Modestas Histórias do Bairro Antigo
02 Abril 2015, 09:59 por Baptista Bastos | b.bastos@netcabo.pt
Antes de se entrar no Beco do Xadrez, havia um prédio de dois andares e, no rés-do-chão, a Margarida dos longos caracóis, sempre à janela, cega e linda, e eu permanecia a olhá-la, e creio que ela sabia que a olhava (...). Tenho de repetir que eu era muito feliz.
(A Jorge Palma)
A meio da calçada virava-se à direita, caminhávamos um pouco, por onde ficava a mercearia do sr. Torrado, e desembocávamos no largo. O largo estava emoldurado de casas térreas, habitadas por ciganos, sendo o sr. Torcato o mais velho dentre eles e também o mais respeitado. Gostava muito do largo, chafariz ao meio, homens sentados em caixotes, conversas amenas. Caminhava-se um pouco mais, até ao Beco do Xadrez, habitado pelo sr. Arsénio, operário no Arsenal, dado à bebida e à melancolia, depois de passar três anos no Aljube, preso por motivos políticos; pela Luísa dos gatos, dezenas deles; pela minha avó, e pelo João Maneta, grande amigo do meu tio João e do meu pai, que costumavam ir ver o Belenenses.
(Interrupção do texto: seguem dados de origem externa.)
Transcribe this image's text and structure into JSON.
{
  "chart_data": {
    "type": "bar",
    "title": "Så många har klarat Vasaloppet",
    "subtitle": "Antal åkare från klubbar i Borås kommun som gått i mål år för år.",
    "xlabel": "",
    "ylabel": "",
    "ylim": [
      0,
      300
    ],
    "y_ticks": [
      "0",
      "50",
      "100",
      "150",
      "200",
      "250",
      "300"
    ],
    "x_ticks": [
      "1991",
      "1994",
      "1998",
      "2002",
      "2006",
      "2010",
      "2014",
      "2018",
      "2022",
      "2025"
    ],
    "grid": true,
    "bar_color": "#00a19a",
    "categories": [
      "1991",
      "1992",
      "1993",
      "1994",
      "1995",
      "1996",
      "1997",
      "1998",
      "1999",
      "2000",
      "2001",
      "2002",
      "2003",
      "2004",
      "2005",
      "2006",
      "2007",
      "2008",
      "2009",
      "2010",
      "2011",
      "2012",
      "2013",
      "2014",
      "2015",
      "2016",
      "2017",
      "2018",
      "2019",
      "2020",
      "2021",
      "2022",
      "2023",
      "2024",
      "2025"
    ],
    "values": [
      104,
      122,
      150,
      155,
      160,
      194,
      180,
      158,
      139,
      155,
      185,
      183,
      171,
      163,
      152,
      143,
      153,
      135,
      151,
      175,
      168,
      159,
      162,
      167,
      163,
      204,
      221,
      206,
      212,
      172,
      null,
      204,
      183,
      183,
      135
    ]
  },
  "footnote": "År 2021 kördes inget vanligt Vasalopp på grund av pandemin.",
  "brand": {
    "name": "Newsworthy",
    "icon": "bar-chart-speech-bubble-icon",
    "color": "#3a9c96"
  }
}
Ainda havia as Salésias, o Rio Seco e o Carcavelinhos. E eu era muito feliz, embora a minha mãe estivesse a morrer com um cancro. Não percebia a natureza do que acontecia, nem que ia ficar, em breve, sem mãe.
Antes de se entrar no Beco do Xadrez, havia um prédio de dois andares e, no rés-do-chão, a Margarida dos longos caracóis, sempre à janela, cega e linda, e eu permanecia a olhá-la, e creio que ela sabia que a olhava. A mãe dela tocava piano e os sons espalhavam-se pelo bairro. Tenho de repetir que eu era muito feliz.
Nos dias de calor e em que o meu pai estivesse em casa, de folga do jornal onde trabalhava de noite, descíamos a calçada até à Torre de Belém. Brincava na areia e, às vezes, dava uns mergulhos na água glauca. O meu pai gostava de ir à leitaria do Zenida e beber uma amêndoa amarga, lia o jornal República e falava um pouco com o barbeiro, mesmo ali ao lado. O barbeiro era baixinho e não tinha uma orelha. Também tinha por hábito conversar com o sr. Alfredo, um negro alto e sorridente, por aqueles tempos o único motorista de táxi negro em Lisboa.
Nas horas livres, depois da sair da escola primária da Dona Odete, brincava com o Malagueta e com o Reginaldo. O Malagueta morreu atropelado e o Reginaldo foi para a Austrália, marinheiro de barcos de cabotagem. No largo morava a Alzira, cantadeira de fados, que vivia maritalmente (era assim que se dizia) com o Américo alfaiate, que tocava guitarra nos intervalos dos afazeres.
Nada disto poderá ser esquecido, e eu conhecia aquelas ruas e aquelas pessoas como se tudo fosse meu. Às vezes, observo os meus netos como, antes, olhava os meus três filhos, com a vaga melancolia de saber que eles nunca verão isto, vendo, porém, outras coisas, certamente por igual belas, que encherão as suas memórias.
Nos quartéis da calçada, três, ressalvo o erro, tocavam a recolher quando arriavam a bandeira. Os homens paravam de andar, tiravam o chapéu, num grande respeito, e as mulheres benziam-se. Eu fazia a mesma coisa, e os meus amigos também. Esquecia-me de lhes dizer que, aos domingos, assim houvesse uns tostões. Íamos ao cinema, ao Salão Portugal, dois filmes, desenhos animados e actualidades francesas, e as mulheres esmeravam-se nas roupas e os homens punham gravata e fumavam nos intervalos.
Não; nada disto poderá ser esquecido. E eu era muito feliz.